We came back in the July of 1940, of course just at the beginning of the air raids in London and we lived in Packington Street, Islington,which is about 1 ½ miles from the City. Subsequently, after the War when I started work, I used to walk to the City to work, we lived that close. We had an Anderson Shelter and we went down into the shelter every night. I slipped down in the shelter one night on the iron railings - I still have a scar on my leg to this day - and we went out every night. School was interrupted of course, half-day school. Very little sleep was had, the air raids went on every night. Then we went somewhere else to stay in, not in an Anderson Shelter in the garden, but we went somewhere else for a while. Every night we walked up there with our blankets and went underground. It wasn’t an underground station, we went in a building which was underground. I suppose really it was the worst possible thing to do as the lot could have come in on us and as we walked home every morning after the siren all the houses were bombed ,but our house remained up but the windows were broken every day until they were boarded up.
Friends were lost and I had another brother 15 years of age who went out most evenings down to where the bombs were falling in the City and he had great fun, so it was really an enjoyable time as a 15 year old going down to the City where all the bombs were, clearing up rubble, helping the firemen. He would come home and say he’d had a marvellous time, so you wonder what 15 year olds do now or what can entertain them - he was a 15 year old being entertained by bombs!
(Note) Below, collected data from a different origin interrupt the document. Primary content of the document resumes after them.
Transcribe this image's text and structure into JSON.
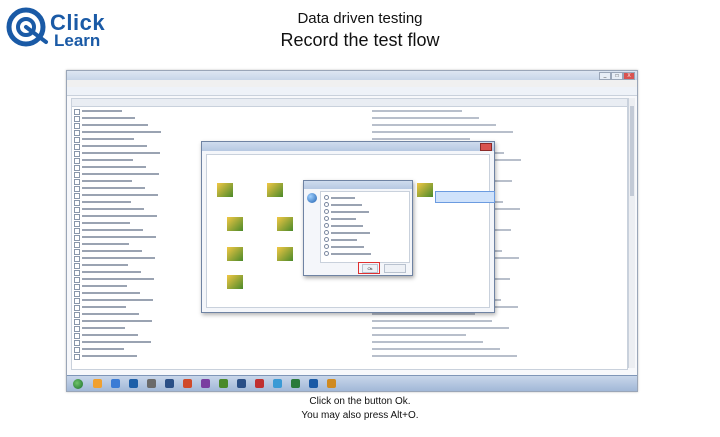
{
  "header": {
    "logo_line1": "Click",
    "logo_line2": "Learn",
    "title": "Data driven testing",
    "subtitle": "Record the test flow"
  },
  "colors": {
    "brand": "#1a5aa6",
    "highlight_ring": "#e03030"
  },
  "icons": [
    "click-learn-logo-icon",
    "globe-icon",
    "windows-start-icon",
    "taskbar-app-icon"
  ],
  "screenshot": {
    "window_controls": [
      "_",
      "□",
      "X"
    ],
    "dialog_ok_label": "Ok"
  },
  "caption": {
    "line1": "Click on the button Ok.",
    "line2": "You may also press Alt+O."
  }
}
It really was noisy, the City of London when it burnt it really did flame. They were on top of us. We could hear bombs dropping and then you felt them coming closer and closer as the salvo fell and you wondered underneath if the next one was going to get you, but it wasn’t us in fact of nine children in the family, four or five of them were in the Services. By the time the War was over, that 15 year old was in the Navy doing Murmanz runs and my sister was in the ATS, so no one was actually killed, the family actually existed there.

I shopped for my mother with the ration books and I remember there was always talk of the Black Market, you could always get things. We didn’t have sugar, so we swapped sugar for butter, someone down the road wanted so much sugar and we didn't have sugar we had butter, so we swapped all our sugar coupons or butter or sugar for butter. Even now when I eat butter I probably subconsciously still think of how precious this was during the War.
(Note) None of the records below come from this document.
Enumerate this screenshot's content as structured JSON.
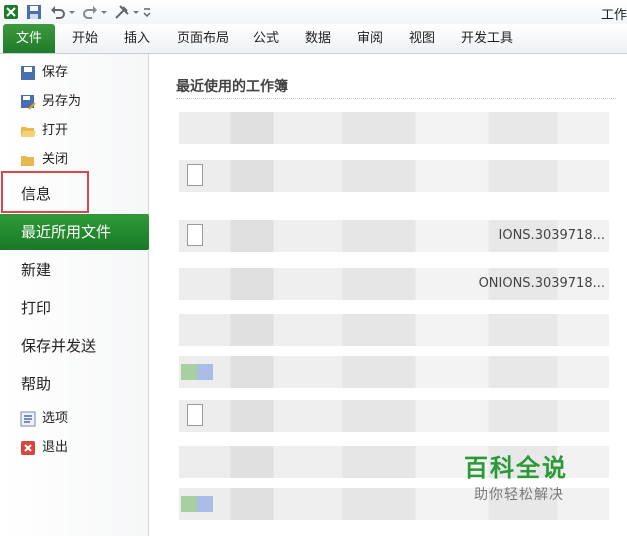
{
  "app": {
    "title_fragment": "工作"
  },
  "ribbon": {
    "tabs": [
      {
        "label": "文件"
      },
      {
        "label": "开始"
      },
      {
        "label": "插入"
      },
      {
        "label": "页面布局"
      },
      {
        "label": "公式"
      },
      {
        "label": "数据"
      },
      {
        "label": "审阅"
      },
      {
        "label": "视图"
      },
      {
        "label": "开发工具"
      }
    ]
  },
  "backstage": {
    "small_items": [
      {
        "label": "保存",
        "icon": "save-icon"
      },
      {
        "label": "另存为",
        "icon": "save-as-icon"
      },
      {
        "label": "打开",
        "icon": "open-folder-icon"
      },
      {
        "label": "关闭",
        "icon": "close-folder-icon"
      }
    ],
    "big_items": [
      {
        "label": "信息"
      },
      {
        "label": "最近所用文件",
        "active": true
      },
      {
        "label": "新建"
      },
      {
        "label": "打印"
      },
      {
        "label": "保存并发送"
      },
      {
        "label": "帮助"
      }
    ],
    "bottom_items": [
      {
        "label": "选项",
        "icon": "options-icon"
      },
      {
        "label": "退出",
        "icon": "exit-icon"
      }
    ]
  },
  "main": {
    "section_title": "最近使用的工作簿",
    "rows": [
      {
        "text": ""
      },
      {
        "text": ""
      },
      {
        "text": "IONS.3039718..."
      },
      {
        "text": "ONIONS.3039718..."
      },
      {
        "text": ""
      },
      {
        "text": ""
      },
      {
        "text": ""
      },
      {
        "text": ""
      },
      {
        "text": ""
      }
    ]
  },
  "watermark": {
    "main": "百科全说",
    "sub": "助你轻松解决"
  },
  "colors": {
    "accent": "#1f7a2a",
    "highlight_box": "#e0454c"
  }
}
The brothers and sisters they had families, they had friends who were in the Services and there always seemed to be masses of people in our house, with nine children, they always had boyfriends and girlfriends and the girlfriends had boyfriends in the Services and they were coming home, they always managed to bring home a little bit of something to my mother, a joint of beef or something like that, there was always something going on.

It wasn’t such a terrible time, it was just living, we didn’t know whether it was bad or wrong or anything else, we lived through the War, we were very dependent upon listening to Churchill round the radio, his speeches were absolutely inspirational at the time we were really drawn upon and they lifted us as did the wonderful fighter spitfires. There really was a tremendous feeling, we never really thought, we just couldn’t think, we would ever lose the War.
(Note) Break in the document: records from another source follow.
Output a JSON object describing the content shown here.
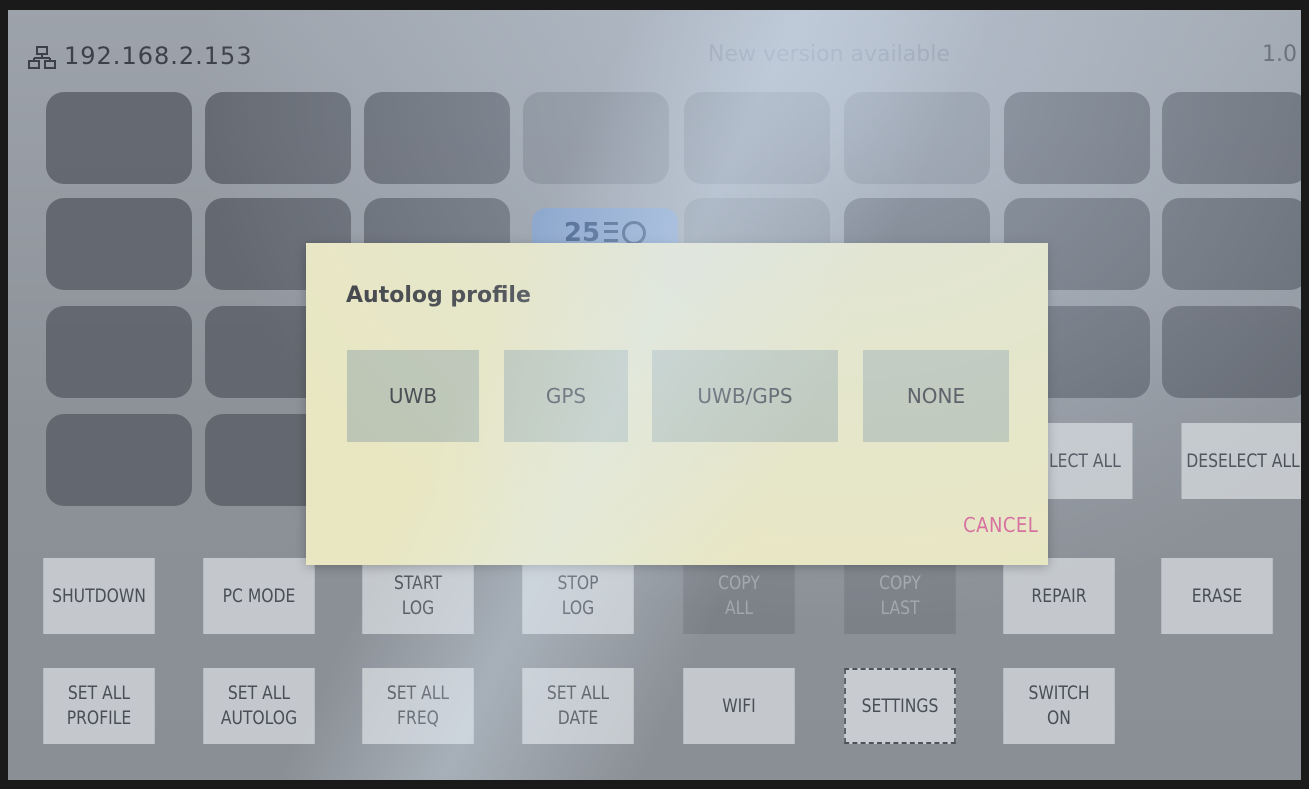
{
  "status": {
    "ip": "192.168.2.153",
    "version_notice": "New version available",
    "version": "1.0",
    "network_icon": "network-icon"
  },
  "badge": {
    "value": "25",
    "icons": [
      "battery-icon",
      "sync-icon"
    ]
  },
  "dialog": {
    "title": "Autolog profile",
    "options": [
      "UWB",
      "GPS",
      "UWB/GPS",
      "NONE"
    ],
    "cancel": "CANCEL",
    "cancel_color": "#d76a9a"
  },
  "select_buttons": {
    "select_all": "ELECT ALL",
    "deselect_all": "DESELECT ALL"
  },
  "action_row": [
    "SHUTDOWN",
    "PC MODE",
    "START\nLOG",
    "STOP\nLOG",
    "COPY\nALL",
    "COPY\nLAST",
    "REPAIR",
    "ERASE"
  ],
  "settings_row": [
    "SET ALL\nPROFILE",
    "SET ALL\nAUTOLOG",
    "SET ALL\nFREQ",
    "SET ALL\nDATE",
    "WIFI",
    "SETTINGS",
    "SWITCH\nON"
  ]
}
We all came through it unscathed, brothers and sisters who were in the ATS and in the War in India and in Burma, they all came home fortunately, so we were some of the lucky ones.

These are the reminiscencess of Richard Brown now living in Lupset Park, Wakefield, but who spent the war years as an evacuee in Cambridge from September to July then went back to Islington for the time during the bombing, then we were evacuated again after the September, so we’d seen all the rough stuff in Islington. I lived in Packington Street in Islington at the time. Islington London that is.